Banks Say Incentives Are Extra Burden

The much-publicized economic incentive package unveiled by the government last week relies heavily on the banking industry, a banking official complained on Sunday.
“It is rather unfortunate that banks should always carry the burden of economic problems while other sectors, including the financial markets, are spared,” Abbas Kamrei, a board member of Bank Melli, said, implying that the state-owned banks are already stretched out and cannot carry the extra responsibility mandated by the government to fix the limping economy.
He expressed the hope that the government would develop funding ways other than the money market and banks in the course of implementing the new policies, ISNA reported.
Noting that the resources envisaged in the new policy package to end the painful recession and increase consumer demand may not be sufficient, Kamrei remained hopeful that the reserve ratio requirement cut would “be realistic and different in substance from pumping strong money into the economy that eventually fuels inflation.”
On the effectiveness of “consumer empowerment policies” incorporated in the package, such as car loans, credit cards and debt purchase, which seek to stimulate demand for domestic products, he said it is likely consumers will be gravitated toward buying Iran-made products and lenders face a surge in demand for loans.
Participatory bonds are not new instruments in the world economy, he added, and said it is the interest rates on bonds that can, and will, make a major difference.

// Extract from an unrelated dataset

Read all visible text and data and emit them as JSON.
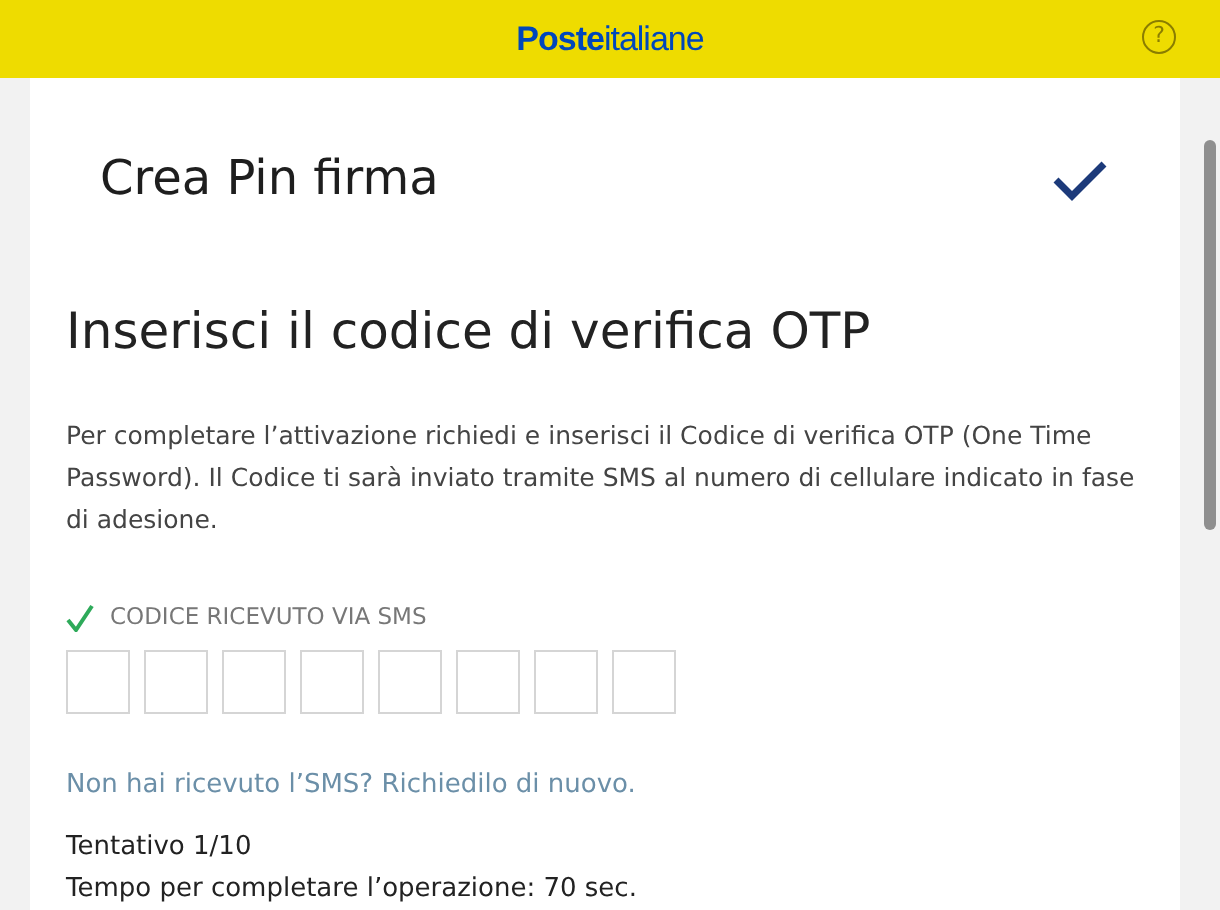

“If the interest rate is higher than the return on bank deposits or stock market securities, demand for bonds can be stimulated which would eventually help reduce government debts.”
He concluded that the new policy package is “rational enough” and could have a positive impact on the economy over the next six months if implemented efficiently and on time. It needs mention that the package officially has a lifespan of only six months, i.e. before the end of the Iranian fiscal year that ends in mid-March 2016.